In this study, 9 men were placed on a diet that consisted of nothing but fruit (82% of calories) and nuts (18% of calories) for 6 months.
Not surprisingly, the men lost significant amounts of weight. The men who were overweight lost more than those who were at a normal weight.
Overall, given the strong effects fruits can have on satiety, it seems perfectly logical that replacing other foods (especially junk foods) with fruit could help people lose weight over the long term.
Bottom Line: Fruits like apples and oranges are among the most fulfilling foods you can eat. Eating more of them should lead to an automatic reduction in calorie intake.

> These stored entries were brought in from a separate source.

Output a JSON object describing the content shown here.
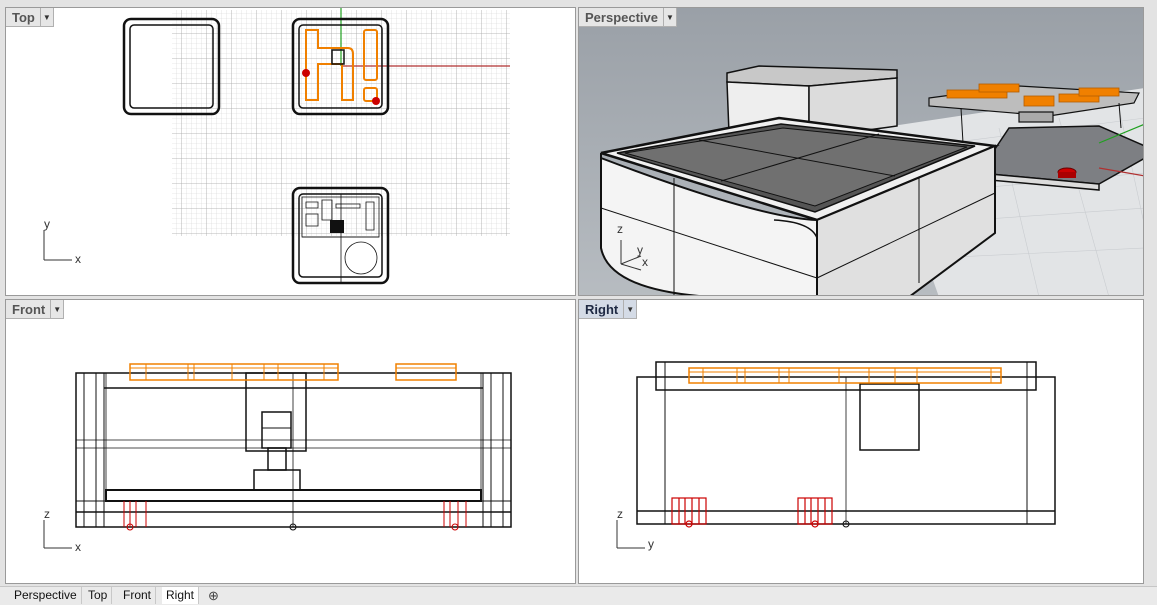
{
  "viewports": {
    "top": {
      "label": "Top",
      "axis_y": "y",
      "axis_x": "x",
      "active": false
    },
    "perspective": {
      "label": "Perspective",
      "axis_z": "z",
      "axis_y": "y",
      "axis_x": "x",
      "active": false
    },
    "front": {
      "label": "Front",
      "axis_z": "z",
      "axis_x": "x",
      "active": false
    },
    "right": {
      "label": "Right",
      "axis_z": "z",
      "axis_y": "y",
      "active": true
    }
  },
  "tabs": [
    {
      "label": "Perspective"
    },
    {
      "label": "Top"
    },
    {
      "label": "Front"
    },
    {
      "label": "Right",
      "active": true
    }
  ],
  "colors": {
    "curve_selected": "#f08000",
    "object_red": "#cc0000",
    "axis_red": "#b03030",
    "axis_green": "#20a020",
    "active_label_bg": "#d4dbe6"
  },
  "icons": {
    "dropdown": "chevron-down-icon",
    "add_tab": "plus-icon"
  }
}
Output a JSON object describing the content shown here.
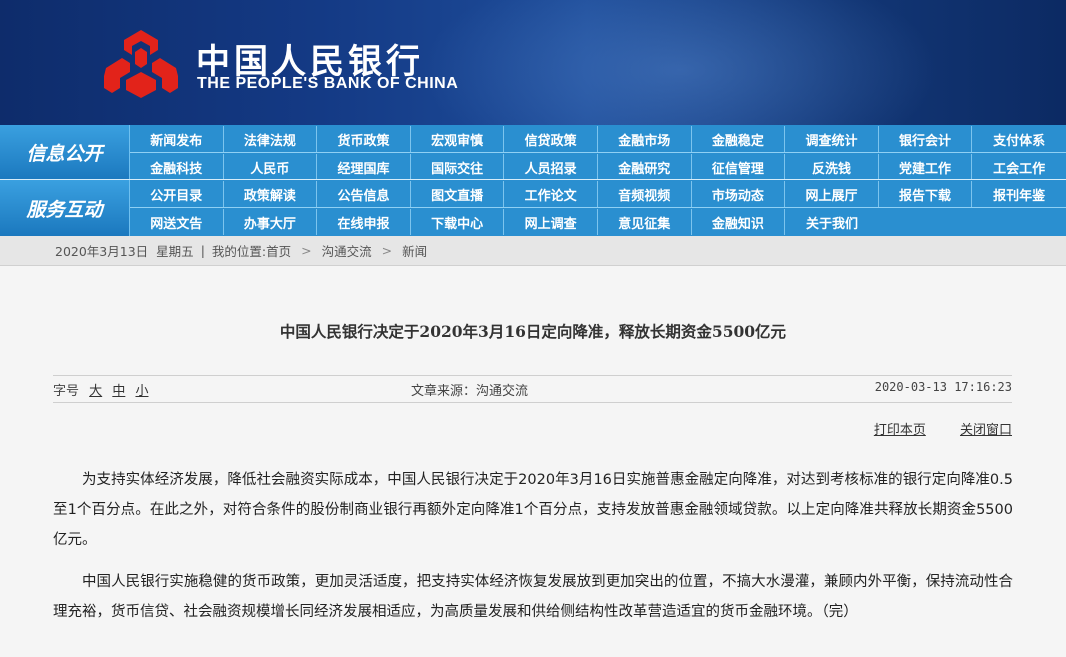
{
  "header": {
    "logo_cn": "中国人民银行",
    "logo_en": "THE PEOPLE'S BANK OF CHINA",
    "colors": {
      "header_bg": "#143a85",
      "logo_red": "#e2231a",
      "nav_bg": "#2a8fd0"
    }
  },
  "nav": {
    "info": {
      "category": "信息公开",
      "row1": [
        "新闻发布",
        "法律法规",
        "货币政策",
        "宏观审慎",
        "信贷政策",
        "金融市场",
        "金融稳定",
        "调查统计",
        "银行会计",
        "支付体系"
      ],
      "row2": [
        "金融科技",
        "人民币",
        "经理国库",
        "国际交往",
        "人员招录",
        "金融研究",
        "征信管理",
        "反洗钱",
        "党建工作",
        "工会工作"
      ]
    },
    "service": {
      "category": "服务互动",
      "row1": [
        "公开目录",
        "政策解读",
        "公告信息",
        "图文直播",
        "工作论文",
        "音频视频",
        "市场动态",
        "网上展厅",
        "报告下载",
        "报刊年鉴"
      ],
      "row2": [
        "网送文告",
        "办事大厅",
        "在线申报",
        "下载中心",
        "网上调查",
        "意见征集",
        "金融知识",
        "关于我们"
      ]
    }
  },
  "breadcrumb": {
    "date": "2020年3月13日",
    "weekday": "星期五",
    "divider": "|",
    "location_label": "我的位置:",
    "items": [
      "首页",
      "沟通交流",
      "新闻"
    ],
    "separator": ">"
  },
  "article": {
    "title": "中国人民银行决定于2020年3月16日定向降准，释放长期资金5500亿元",
    "font_size_label": "字号",
    "font_sizes": [
      "大",
      "中",
      "小"
    ],
    "source": "文章来源：沟通交流",
    "datetime": "2020-03-13 17:16:23",
    "print_label": "打印本页",
    "close_label": "关闭窗口",
    "paragraphs": [
      "为支持实体经济发展，降低社会融资实际成本，中国人民银行决定于2020年3月16日实施普惠金融定向降准，对达到考核标准的银行定向降准0.5至1个百分点。在此之外，对符合条件的股份制商业银行再额外定向降准1个百分点，支持发放普惠金融领域贷款。以上定向降准共释放长期资金5500亿元。",
      "中国人民银行实施稳健的货币政策，更加灵活适度，把支持实体经济恢复发展放到更加突出的位置，不搞大水漫灌，兼顾内外平衡，保持流动性合理充裕，货币信贷、社会融资规模增长同经济发展相适应，为高质量发展和供给侧结构性改革营造适宜的货币金融环境。（完）"
    ]
  }
}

Even though fruit is healthy for most people, there are some reasons I can think of not to eat them.
One obvious reason is some sort of intolerance. For example, eating fruit can cause digestive symptoms in people with fructose intolerance.
The other reason is being on a very low-carb / ketogenic diet. The main goal of these diets is to reduce carbohydrates sufficiently for the brain to start using mostly ketone bodies instead of glucose for fuel.
For this to happen, it is necessary to restrict carbs to under 50 grams per day, sometimes all the way down to 20-30 grams.
Given that just a single piece of fruit can contain more than 20 grams of carbs, it is obvious that fruits are inappropriate for such a diet. Even just one piece of fruit per day could easily knock someone out of ketosis.
Bottom Line:The main reasons to avoid fruit include some sort of intolerance, or being on a very low-carb / ketogenic diet.
Even though whole fruits are very healthy for most people, the same can NOT be said for fruit juices and dried fruit.
Many of the fruit juices on the market aren't even "real" fruit juices. They consist of water, mixed with some sort of concentrate and a whole bunch of added sugar.
But even if you get 100% real fruit juice, it is still a bad idea.
There is actually a lot of sugar in fruit juice, about as much as a sugar-sweetened beverage.
However, there is no fiber and chewing resistance to slow down consumption, making it very easy to consume a large amount of sugar in a short period of time.
Dried fruits (like raisins) can be a problem as well. They are very high in sugar and it is easy to consume large amounts.
Smoothies are somewhere in the middle. If you put the whole fruit in the blender, then it's much better than drinking fruit juice, but not as good as eating whole fruit.
If you can tolerate fruit and you're not on a low-carb/ketogenic diet, then by all means eat fruit... preferably as parts of a healthy, real food based diet that includes animals and plants.
At the end of the day, fruits are "real" foods. They are highly nutritious and so fulfilling that eating them can help you feel more satisfied with less food.
The majority of people would see great health benefits by replacing some of the crap they are eating with fruit.